In 2003, a Public Interest Litigation was filed by Babita Puniya, a lawyer, before the Delhi High Court for grant of PC to Short Service Commissioned Women Officers (SSCWOs) of the Indian Army. Some other petitions came to be filed by the affected women officers. They were all heard together and decided by a judgment dated 12 March 2010 of the Division Bench of the Delhi High Court titled Babita Puniya v. Secretary and Another1. The High Court, in emphatic words, held that the SSCWOs were entitled to be considered for PC on a par with SSC Gentlemen Officers with all consequential benefits. The High Court’s judgment also dealt with the grant of PC to a category of then serving women officers of the Indian Air Force who had not been given the option of PC. Though the issues of women officers of the Indian Air Force and Indian Navy are not being discussed in this commentary, it is interesting to note anecdotally that the Air Force and Navy had decided to grant PC to SSCWOs between 2006 and 2008, albeit prospectively, excluding the women officers who had been inducted hitherto. The Army had also decided to grant PC prospectively to SSCWOs in two branches, i.e., Judge Advocate General and Army Education Corps. The rationale of the judgment of the High Court was that in the branches and streams that the defence forces had themselves considered women to be fit for grant of short service commission for 14 years, they had to be given the right of consideration for PC. The logic was uncomplicated – if they were good to serve for 14 years, they were good enough to serve for 20 years and more2. 

A batch of appeals was filed by the Union of India in 2011, before the Supreme Court of India against the Delhi High Court’s judgment dated 12 March 2010. In the preliminary hearings, notice was issued only after the Union assured the top court that it had decided to constitute a high-powered committee to consider the questions pertaining to grant of PC to SSCWOs and for them to be considered by the highest level in the Government. It also added that in the meanwhile, they would not release from service the women officers who had completed their term of 14 years of service. 

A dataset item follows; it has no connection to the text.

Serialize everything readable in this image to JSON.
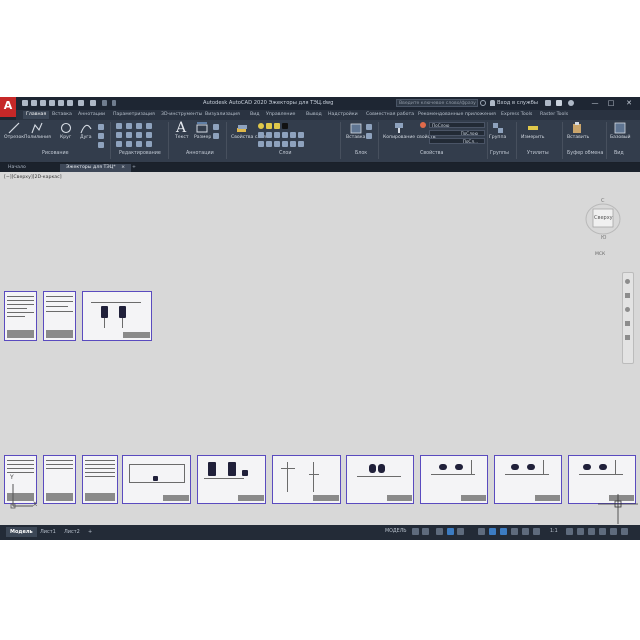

Another important interim order was passed by the Supreme Court on 2 September 2011 when the Court stayed the contempt proceedings that the original writ petitioners had initiated for non-compliance of the High Court judgment. However, it specifically directed that the operation of the impugned judgment had not been stayed at all. The appeals were pending for the final hearing and adjudication by the Supreme Court for almost a decade, delayed by the chronic and infamous backlog of cases across all tiers of the Indian judiciary (a problem of mammoth proportions that we, as a country, have been struggling with for over six decades), complicated with the fact that successive governments were dragging their feet in the name of taking well-considered policy decisions and requesting the Supreme Court not to hear the matter for final adjudication every time it was to be taken up for arguments. 

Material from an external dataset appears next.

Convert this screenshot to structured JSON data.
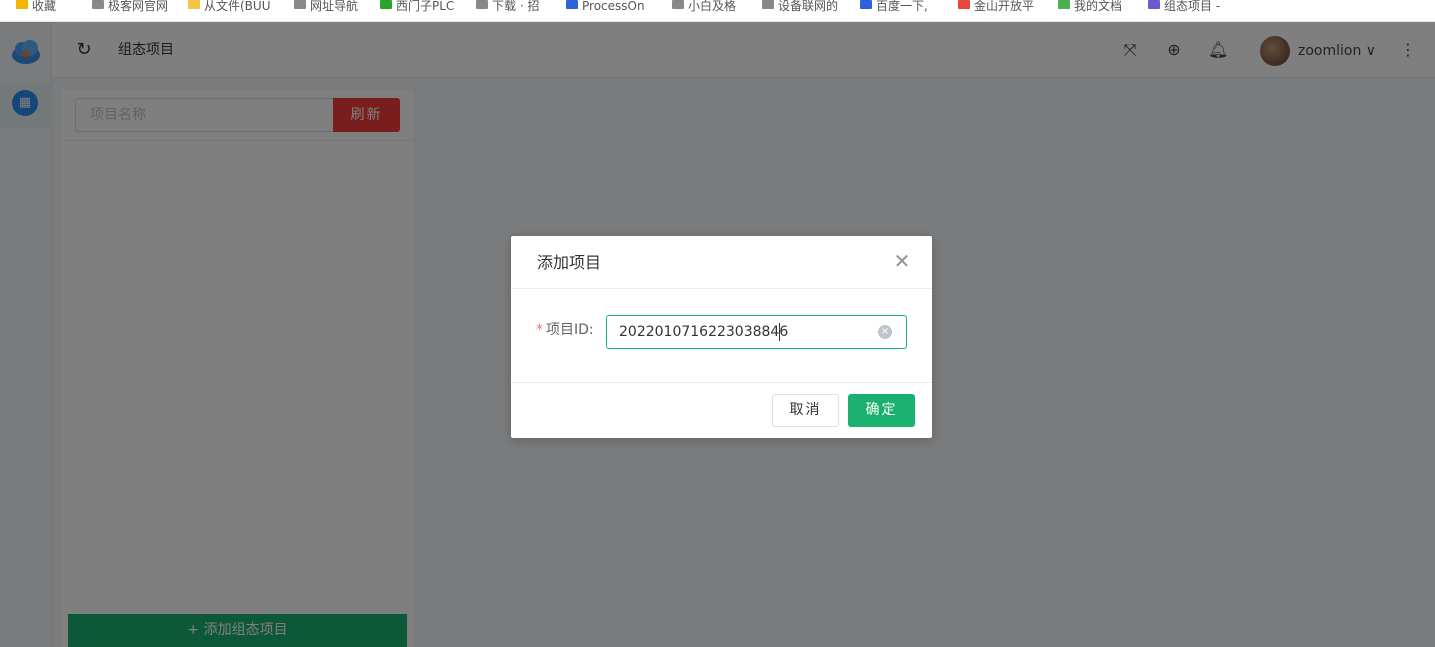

Women officers continued to serve as SSCWOs, but with compromised seniority, promotions, honour, opportunities, pay and perks – everything that is sacred or important for a soldier. History has shown time and again how journeys of women, in hitherto male bastions, is fraught with insurmountable hardships and unparalleled adversity. These women that we are talking about are brave women who unflinchingly tread that path with nothing but sheer grit and determination. They define the path for hundreds, thousands and millions to follow suit till it becomes a normal way of life when nobody bats an eyelid. 

Following an announcement by the then Prime Minister during his speech from the ramparts of the Red Fort on 15 August 2018, declaring that PC would be granted to the women officers of the Indian Army, a communication was issued by the Ministry of Defence on 25 February 2019, conveying the sanction of the President for grant of PC to SSCWOs in all the streams/corps that they had been inducted as SSCWOs. However, even after finally taking a policy decision at the highest level of Government, the modalities prescribed for grant of PC created further roadblocks and obstructions for women to be considered for grant of PC at par with gentlemen officers. The key problems were: 

The grant of PC would only be available prospectively. The proposal was to grant PC only to those women officers who had completed less than 14 years of service and to deny the same to all women officers who had completed more than 14 years of service by couching it in the form of a concession that they could serve till the pensionable service of 20 years, after which they would be released from service.  

Women officers who were granted PC could only serve on staff appointments (as opposed to ‘command appointments’).  

The women officers were required to exercise an option for the grant of PC before completing four years of commissioned service. 

These three roadblocks would have rendered women officers as second-grade citizens in the Indian Army and were more like a consolation. 

The final arguments of the appeals before the Supreme Court were undertaken in this backdrop. The Union of India defended its actions before the Supreme Court essentially on the grounds that grant of PC and the conditions thereof are policy decisions that have been taken after due consideration and could not be interfered with by a court of law. They also claimed that there was no discrimination between men and women SSC officers. The difference was essentially on account of occupational hazards inherent in military service not being suitable for women officers per se. 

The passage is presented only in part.